The room was dim. Curtains drawn tight, as though she could keep the world out by denying it light. Her weapons lay scattered across the table—instincts she couldn’t unlearn. He set the tray down carefully, thinking she was asleep. Then she moved.
In a breath, her hand slipped beneath the pillow. Steel whispered, and the dagger pressed against his stomach.
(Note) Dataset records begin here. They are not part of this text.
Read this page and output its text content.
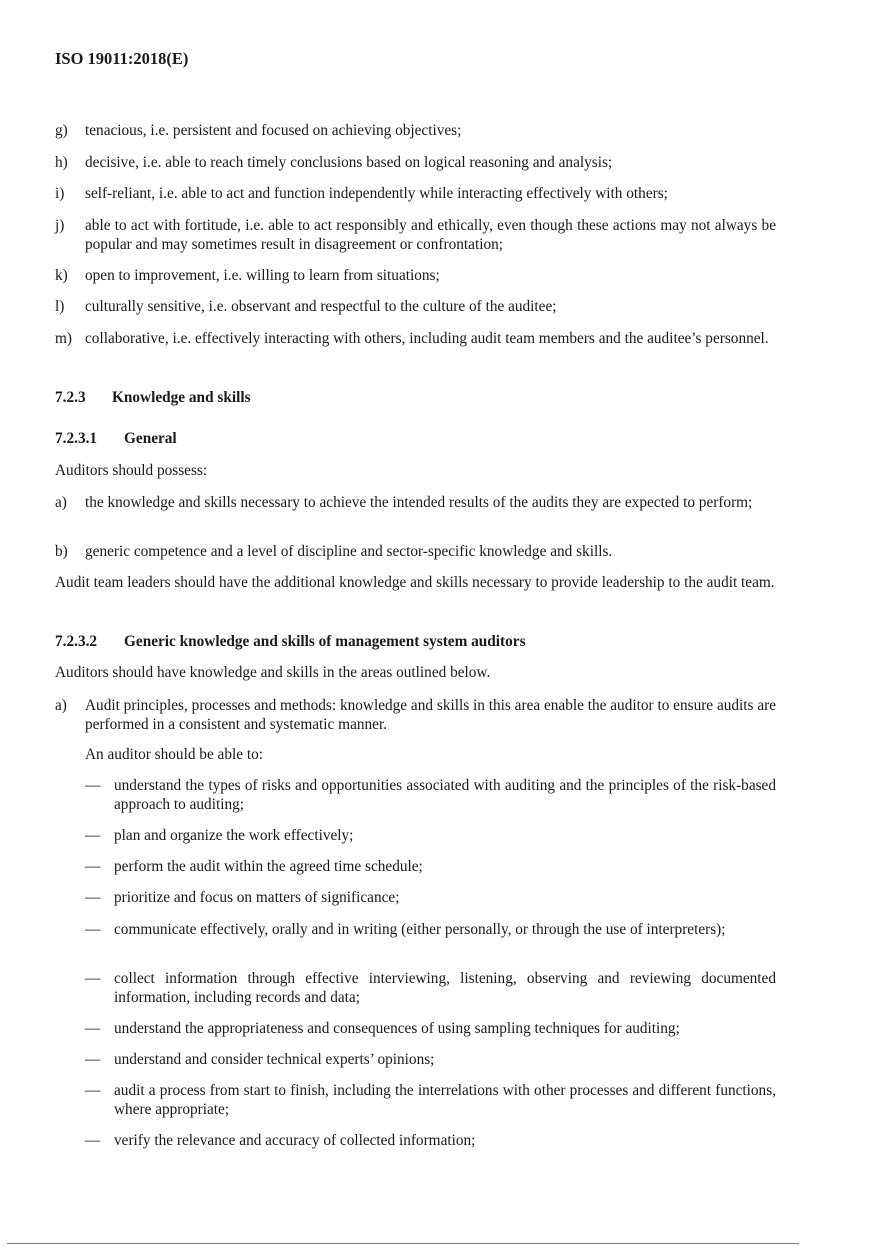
ISO 19011:2018(E)
7.2.3	Knowledge and skills
7.2.3.1	General
Auditors should possess:
Audit team leaders should have the additional knowledge and skills necessary to provide leadership to the audit team.
7.2.3.2	Generic knowledge and skills of management system auditors
Auditors should have knowledge and skills in the areas outlined below.
An auditor should be able to:
g)	tenacious, i.e. persistent and focused on achieving objectives;
h)	decisive, i.e. able to reach timely conclusions based on logical reasoning and analysis;
i)	self-reliant, i.e. able to act and function independently while interacting effectively with others;
j)	able to act with fortitude, i.e. able to act responsibly and ethically, even though these actions may not always be popular and may sometimes result in disagreement or confrontation;
k)	open to improvement, i.e. willing to learn from situations;
l)	culturally sensitive, i.e. observant and respectful to the culture of the auditee;
m) collaborative, i.e. effectively interacting with others, including audit team members and the auditee’s personnel.
a)	the knowledge and skills necessary to achieve the intended results of the audits they are expected to perform;
b)	generic competence and a level of discipline and sector-specific knowledge and skills.
a)	Audit principles, processes and methods: knowledge and skills in this area enable the auditor to ensure audits are performed in a consistent and systematic manner.
— understand the types of risks and opportunities associated with auditing and the principles of the risk-based approach to auditing;
— plan and organize the work effectively;
— perform the audit within the agreed time schedule;
— prioritize and focus on matters of significance;
— communicate effectively, orally and in writing (either personally, or through the use of interpreters);
— collect information through effective interviewing, listening, observing and reviewing documented information, including records and data;
— understand the appropriateness and consequences of using sampling techniques for auditing;
— understand and consider technical experts’ opinions;
— audit a process from start to finish, including the interrelations with other processes and different functions, where appropriate;
— verify the relevance and accuracy of collected information;
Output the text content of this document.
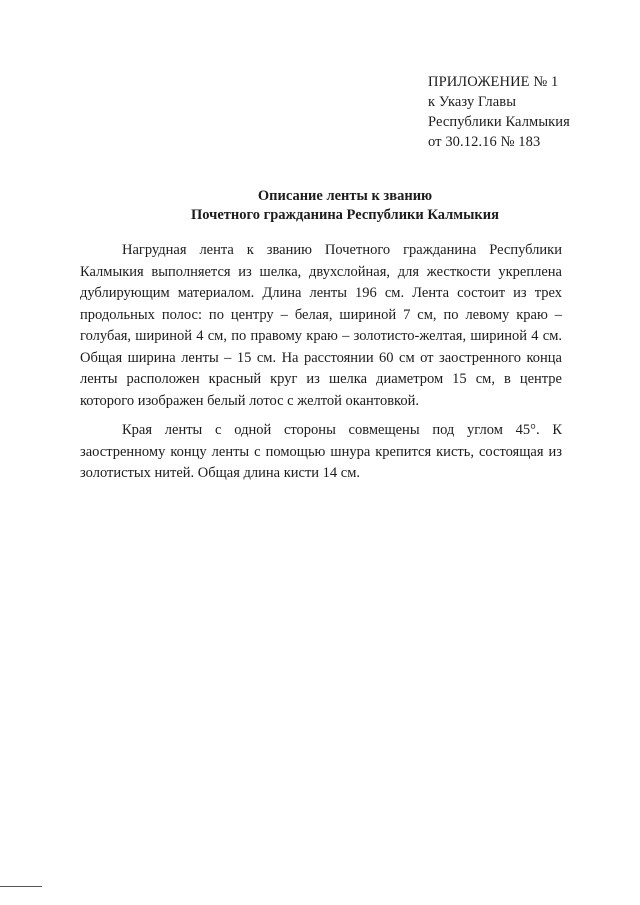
ПРИЛОЖЕНИЕ № 1
к Указу Главы
Республики Калмыкия
от 30.12.16 № 183
Описание ленты к званию
Почетного гражданина Республики Калмыкия

Нагрудная лента к званию Почетного гражданина Республики Калмыкия выполняется из шелка, двухслойная, для жесткости укреплена дублирующим материалом. Длина ленты 196 см. Лента состоит из трех продольных полос: по центру – белая, шириной 7 см, по левому краю – голубая, шириной 4 см, по правому краю – золотисто-желтая, шириной 4 см. Общая ширина ленты – 15 см. На расстоянии 60 см от заостренного конца ленты расположен красный круг из шелка диаметром 15 см, в центре которого изображен белый лотос с желтой окантовкой.

Края ленты с одной стороны совмещены под углом 45°. К заостренному концу ленты с помощью шнура крепится кисть, состоящая из золотистых нитей. Общая длина кисти 14 см.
He didn’t flinch. Her blind gaze fixed somewhere near his shoulder, pale eyes empty, but her aim was steady as ever.
“It’s me,” he said, voice low.
Nothing at first. Then her arm trembled, and the blade lowered. Her shoulders sagged, breath shaking. “You shouldn’t be here,” she muttered, the edge of her voice still sharp. “I could’ve stabbed you.”
“Would’ve made my evening interesting,” he murmured.
A sound escaped her—half scoff, half exhale. Then quieter, brittle: “I’m useless like this.”
He crouched before her, the candlelight catching the scar along his cheek. “That’s bullshit,” he said. “You’re breathing, which means you’re still fighting.”
She tilted her head toward the sound of his voice, lashes wet. “Fighting what, exactly? The dark?”
He huffed softly. “Then fight it.”
That earned him silence. Her hand found the blanket, fingers curling as though trying to hold the world in place. The storm outside rattled the windows, the thunder a dull echo of that night—their nightmare of fire and screaming skies.
“I can’t wake up,” she whispered. “It’s like I’m still there. Still seeing it, even without seeing anything at all.”
He reached out, slow, until his hand covered hers. Her skin was cold, trembling beneath his touch. “We’ll find a way to fix this,” he said, the promise fierce enough to burn his throat.
She turned her head toward him, blind gaze unfocused, lashes damp. “Why do you care?” she asked softly. “We were enemies.”
He huffed a quiet, humorless laugh. “Maybe I got tired of pretending that mattered.”
Her lips parted, maybe to argue, maybe to give in—but she said nothing.
“And I will stay,” he added softly. “Let me stay. Until the nightmare ends.”
The room went still. The only sound was the wind moaning through the stones and the quiet rhythm of her breathing. Then, a faint nod. Small, fragile, but real.
He sat beside her on the edge of the bed, their hands still joined. The candle guttered low, shadows climbing the walls like ghosts. She leaned toward him without meaning to, her shoulder brushing his.
For the first time since the battle, he let himself breathe. Because whatever this was—enemy, ally, something unnamed—it was real. And for her, he would sit in the dark as long as it took for dawn to find her again.